(Un texto de Ángel González Vera en el Heraldo de Aragón del 11 de abril de 2015)
Toda labor didáctica en torno a la necesidad de utilizar un buen aceite de oliva virgen en la sartén o en la freidora es poca, como pone de manifiesto esta anécdota que relata Ángel González Vera, miembro de la Academia Aragonesa de Gastronomía y experto en almazaras.
El establecimiento había adquirido fama. Los numerosos parroquianos que acudían cada mañana a desayunar o a tomar el aperitivo del medio día alababan la calidad de las croquetas, empanadillas o torreznos que en él se servían. Estaba claro que ante la necesidad de preparar una pequeña fiesta en la que debían servirse aperitivos y tapas tradicionales y elaboradas con alimentos y sustancias contundentes, nos pareció oportuno acudir al famoso bar con el fin de encargar allí el ágape.
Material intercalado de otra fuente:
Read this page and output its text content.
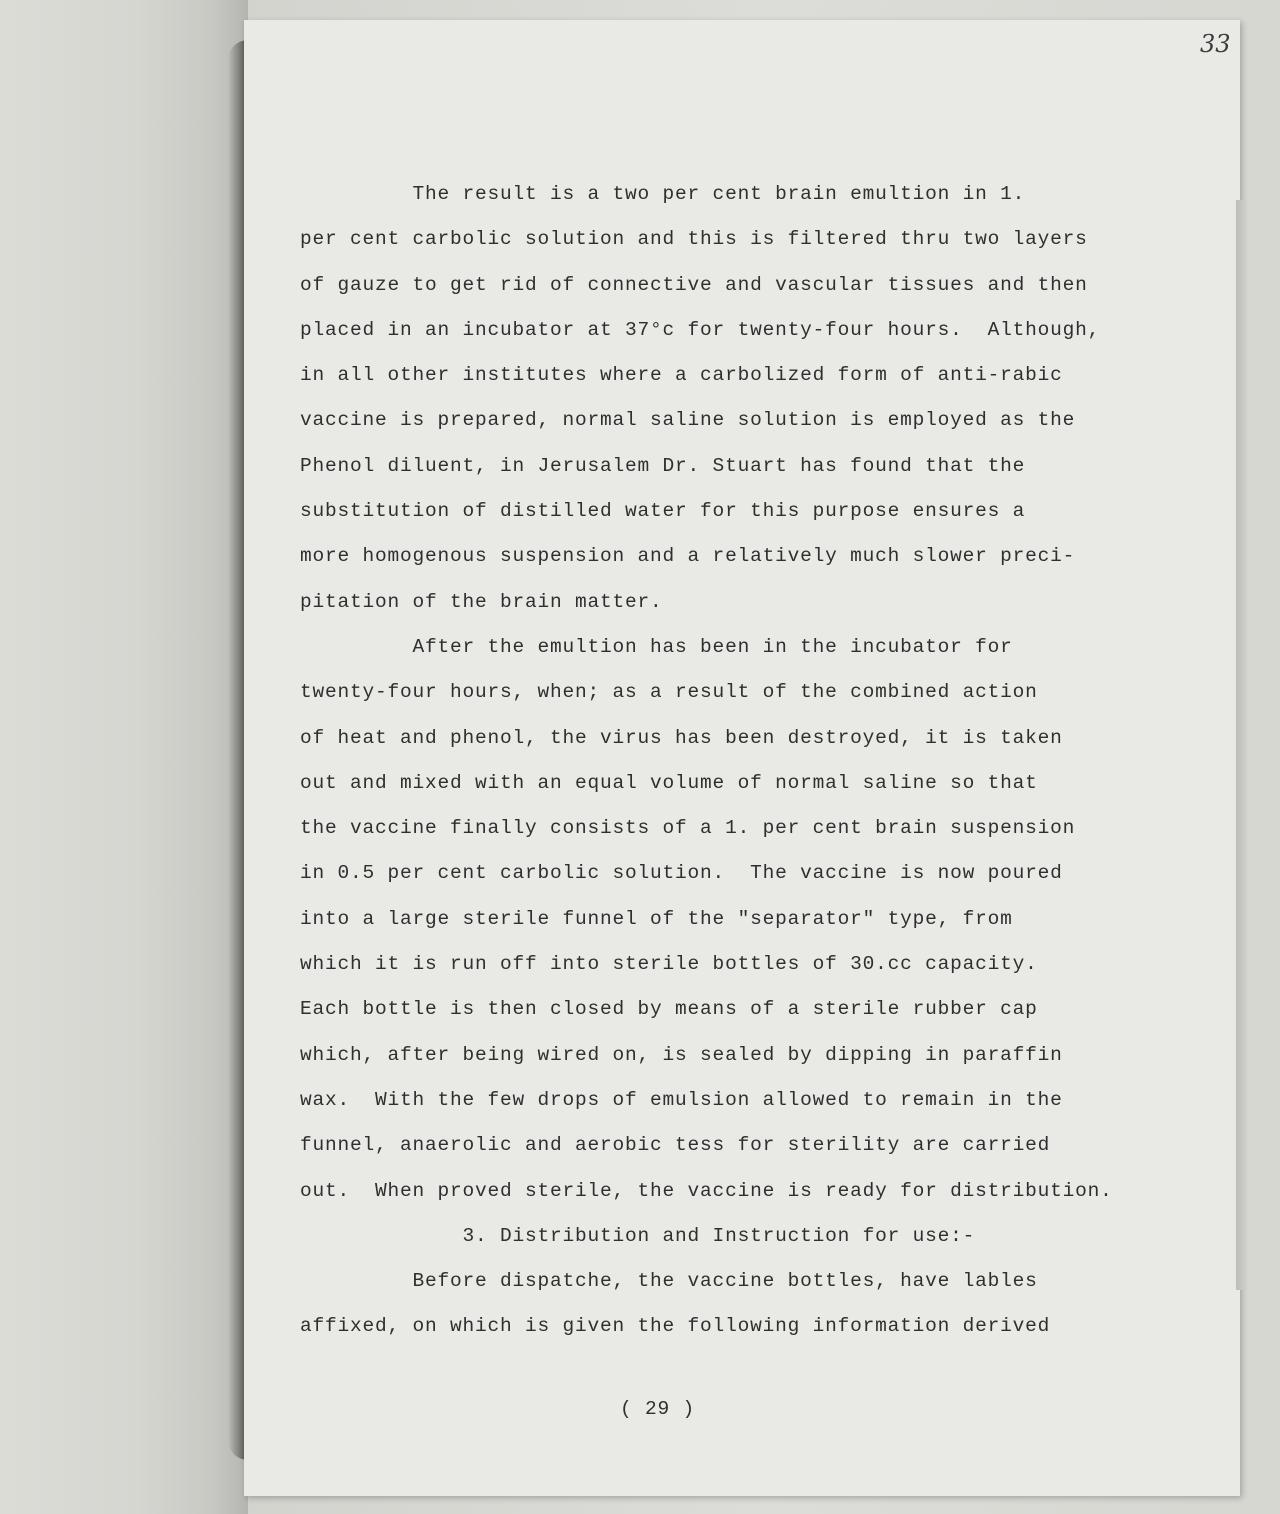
33
The result is a two per cent brain emultion in 1.
per cent carbolic solution and this is filtered thru two layers
of gauze to get rid of connective and vascular tissues and then
placed in an incubator at 37°c for twenty-four hours.  Although,
in all other institutes where a carbolized form of anti-rabic
vaccine is prepared, normal saline solution is employed as the
Phenol diluent, in Jerusalem Dr. Stuart has found that the
substitution of distilled water for this purpose ensures a
more homogenous suspension and a relatively much slower preci-
pitation of the brain matter.
After the emultion has been in the incubator for
twenty-four hours, when; as a result of the combined action
of heat and phenol, the virus has been destroyed, it is taken
out and mixed with an equal volume of normal saline so that
the vaccine finally consists of a 1. per cent brain suspension
in 0.5 per cent carbolic solution.  The vaccine is now poured
into a large sterile funnel of the "separator" type, from
which it is run off into sterile bottles of 30.cc capacity.
Each bottle is then closed by means of a sterile rubber cap
which, after being wired on, is sealed by dipping in paraffin
wax.  With the few drops of emulsion allowed to remain in the
funnel, anaerolic and aerobic tess for sterility are carried
out.  When proved sterile, the vaccine is ready for distribution.
3. Distribution and Instruction for use:-
Before dispatche, the vaccine bottles, have lables
affixed, on which is given the following information derived
( 29 )
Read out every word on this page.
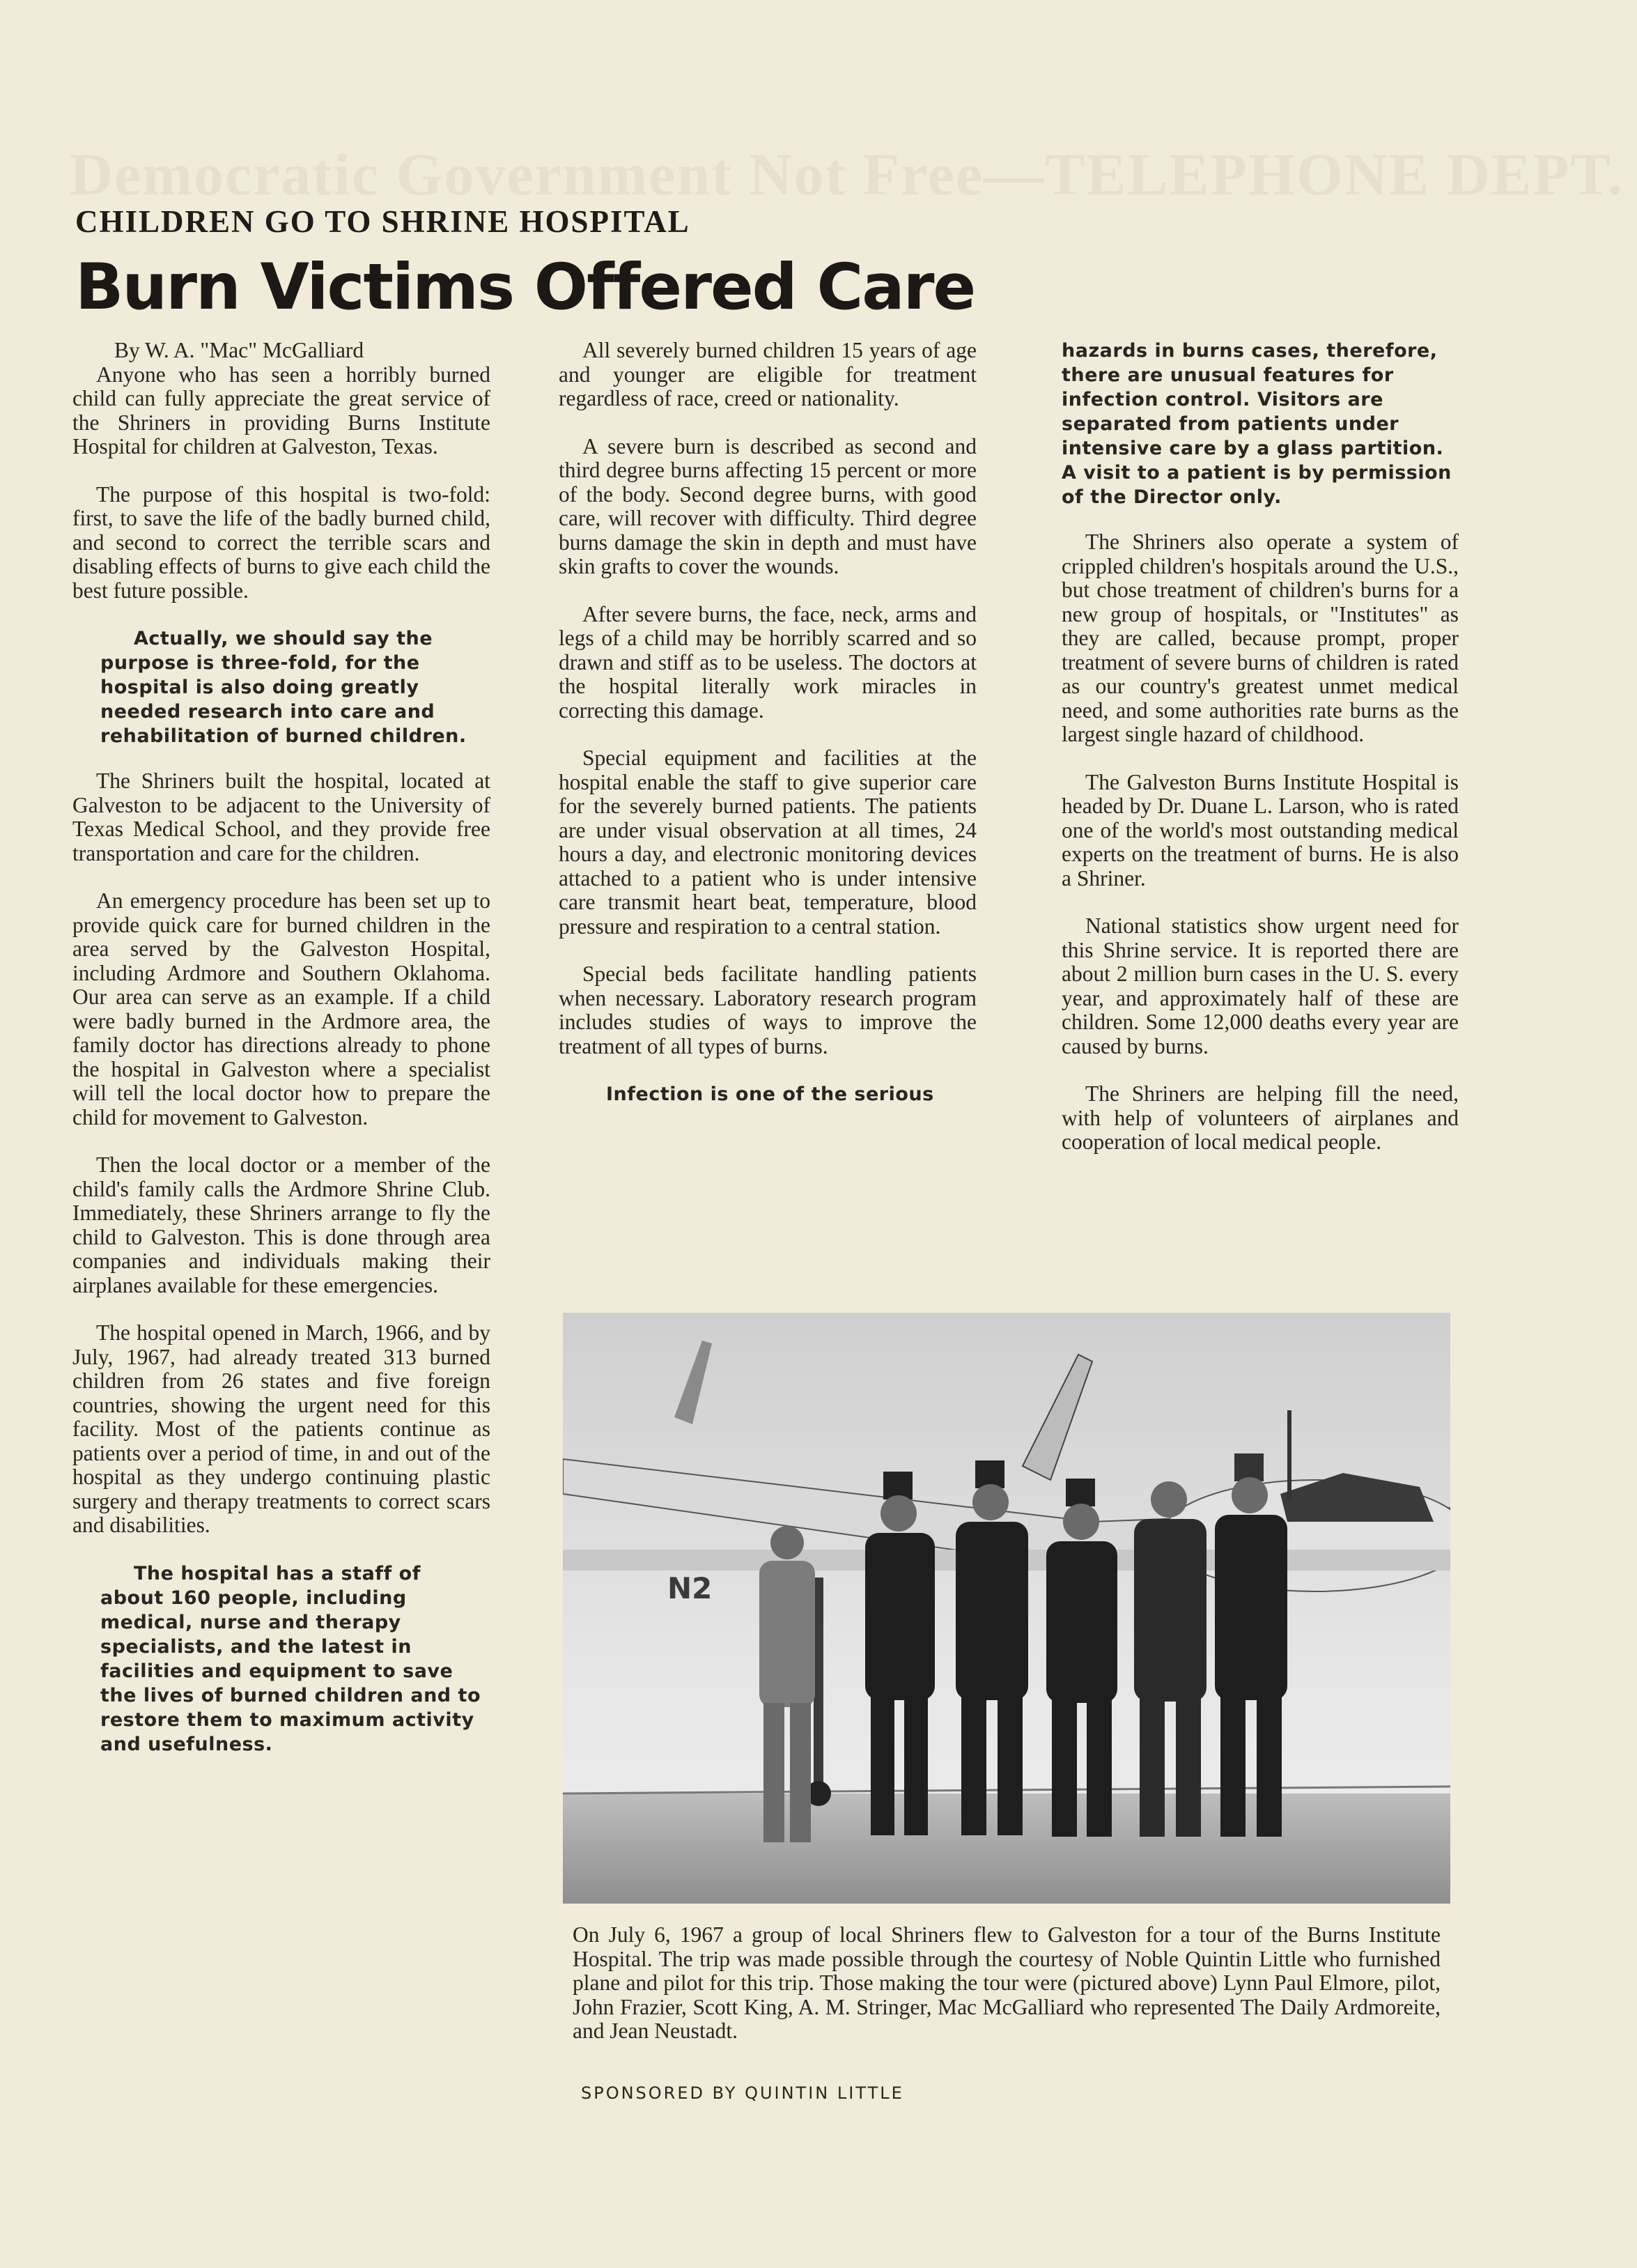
Democratic Government Not Free—TELEPHONE DEPT.
CHILDREN GO TO SHRINE HOSPITAL
Burn Victims Offered Care

By W. A. "Mac" McGalliard

Anyone who has seen a horribly burned child can fully appreciate the great service of the Shriners in providing Burns Institute Hospital for children at Galveston, Texas.

The purpose of this hospital is two-fold: first, to save the life of the badly burned child, and second to correct the terrible scars and disabling effects of burns to give each child the best future possible.

Actually, we should say the purpose is three-fold, for the hospital is also doing greatly needed research into care and rehabilitation of burned children.

The Shriners built the hospital, located at Galveston to be adjacent to the University of Texas Medical School, and they provide free transportation and care for the children.

An emergency procedure has been set up to provide quick care for burned children in the area served by the Galveston Hospital, including Ardmore and Southern Oklahoma. Our area can serve as an example. If a child were badly burned in the Ardmore area, the family doctor has directions already to phone the hospital in Galveston where a specialist will tell the local doctor how to prepare the child for movement to Galveston.

Then the local doctor or a member of the child's family calls the Ardmore Shrine Club. Immediately, these Shriners arrange to fly the child to Galveston. This is done through area companies and individuals making their airplanes available for these emergencies.

The hospital opened in March, 1966, and by July, 1967, had already treated 313 burned children from 26 states and five foreign countries, showing the urgent need for this facility. Most of the patients continue as patients over a period of time, in and out of the hospital as they undergo continuing plastic surgery and therapy treatments to correct scars and disabilities.

The hospital has a staff of about 160 people, including medical, nurse and therapy specialists, and the latest in facilities and equipment to save the lives of burned children and to restore them to maximum activity and usefulness.

All severely burned children 15 years of age and younger are eligible for treatment regardless of race, creed or nationality.

A severe burn is described as second and third degree burns affecting 15 percent or more of the body. Second degree burns, with good care, will recover with difficulty. Third degree burns damage the skin in depth and must have skin grafts to cover the wounds.

After severe burns, the face, neck, arms and legs of a child may be horribly scarred and so drawn and stiff as to be useless. The doctors at the hospital literally work miracles in correcting this damage.

Special equipment and facilities at the hospital enable the staff to give superior care for the severely burned patients. The patients are under visual observation at all times, 24 hours a day, and electronic monitoring devices attached to a patient who is under intensive care transmit heart beat, temperature, blood pressure and respiration to a central station.

Special beds facilitate handling patients when necessary. Laboratory research program includes studies of ways to improve the treatment of all types of burns.

Infection is one of the serious

hazards in burns cases, therefore, there are unusual features for infection control. Visitors are separated from patients under intensive care by a glass partition. A visit to a patient is by permission of the Director only.

The Shriners also operate a system of crippled children's hospitals around the U.S., but chose treatment of children's burns for a new group of hospitals, or "Institutes" as they are called, because prompt, proper treatment of severe burns of children is rated as our country's greatest unmet medical need, and some authorities rate burns as the largest single hazard of childhood.

The Galveston Burns Institute Hospital is headed by Dr. Duane L. Larson, who is rated one of the world's most outstanding medical experts on the treatment of burns. He is also a Shriner.

National statistics show urgent need for this Shrine service. It is reported there are about 2 million burn cases in the U. S. every year, and approximately half of these are children. Some 12,000 deaths every year are caused by burns.

The Shriners are helping fill the need, with help of volunteers of airplanes and cooperation of local medical people.

N2

On July 6, 1967 a group of local Shriners flew to Galveston for a tour of the Burns Institute Hospital. The trip was made possible through the courtesy of Noble Quintin Little who furnished plane and pilot for this trip. Those making the tour were (pictured above) Lynn Paul Elmore, pilot, John Frazier, Scott King, A. M. Stringer, Mac McGalliard who represented The Daily Ardmoreite, and Jean Neustadt.

SPONSORED BY QUINTIN LITTLE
Negociamos con el encargado la cantidad y variedad de las tapas que debían servirse y, como remate final y antes de cerrar el trato, un tanto cohibido por mi parte, me atreví a sugerirle que tuviese la deferencia de realizar nuestro encargo una vez limpia la freidora. Una amplia sonrisa precedió a su compromiso de que así lo haría y de que no le importaba rellenarla con aceite nuevo pues la capacidad del recipiente no era muy grande. Agradecí su comprensión, solté unas breves y apresuradas palabras sobre los inconvenientes del uso de este tipo de artilugios y, sin dejar que diese la entrevista por terminada, volví a la carga, para solicitar un nuevo favor:
¿Y sería posible que la fritura se realizase con aceite de oliva?
El hombre cambió su expresión risueña por otra mucho más adusta y, esta vez sin sonrisa, y con un cierto aire de enfado, exclamó: "¡Los caprichos, en casa!".
Podría haber replicado explicándole que un aceite se comporta en las frituras de muy distinta forma según sea su procedencia. Que las altas temperaturas de cocción, junto con la alta presencia de oxígeno producida por las burbujas del hervor, las moléculas de agua procedentes de los propios alimentos componentes de la fritura, y las partículas de carne, pescado o féculas desprendidas de esos mismos alimentos, producían irremediables alteraciones en los aceites más rápidamente y más graves cuanto peor sea su calidad.
Que los residuos carbonizados de harina, fécula y otros componentes de alimentos aumentan la concentración del temido benzopireno, por su condición de potenciador de los tumores cancerígenos. Que los aceites de semillas cargados de ácidos grasos poliinsaturados y los de procedencia animal carentes de compuestos antioxidantes son propensos a descomponerse, si la cocción ha sido intensa y repetida, liberando nuevos compuestos de efectos indigestos, cuando no tóxicos, y aportando a los alimentos sabores y aromas poco agradables. Y que solo el aceite de oliva con un alto contenido de ácido oleico (monoinsaturado) y un buen número de compuestos antioxidantes garantiza frituras sanas y de alto valor gastronómico.
Pero no me sentí con fuerzas y preferí callar aceptando lo irremediable y confiando que aquel hombre no tuviese la costumbre de castigar a los caprichosos mortales que, como yo, se dejan seducir por estas banalidades haciéndonos probar rico sebo hidrogenado, para que sepamos lo que es bueno.
Me resigné soñando que algún día la inmensa mayoría de nuestros restaurantes y tascas, no la minoría como sucede ahora, descubrirían las ventajas de cocinar y freír con buenos aceites de oliva, mejor si fuesen vírgenes, usando freidoras limpias o mejor sartenes en las que el aceite se renueva después de cada fritura, y hasta pondrían distintivos en sus puertas testimoniando dichas prácticas, aunque desde algún recóndito rincón de mi mente algo me estaba gritando: ¡sería un milagro!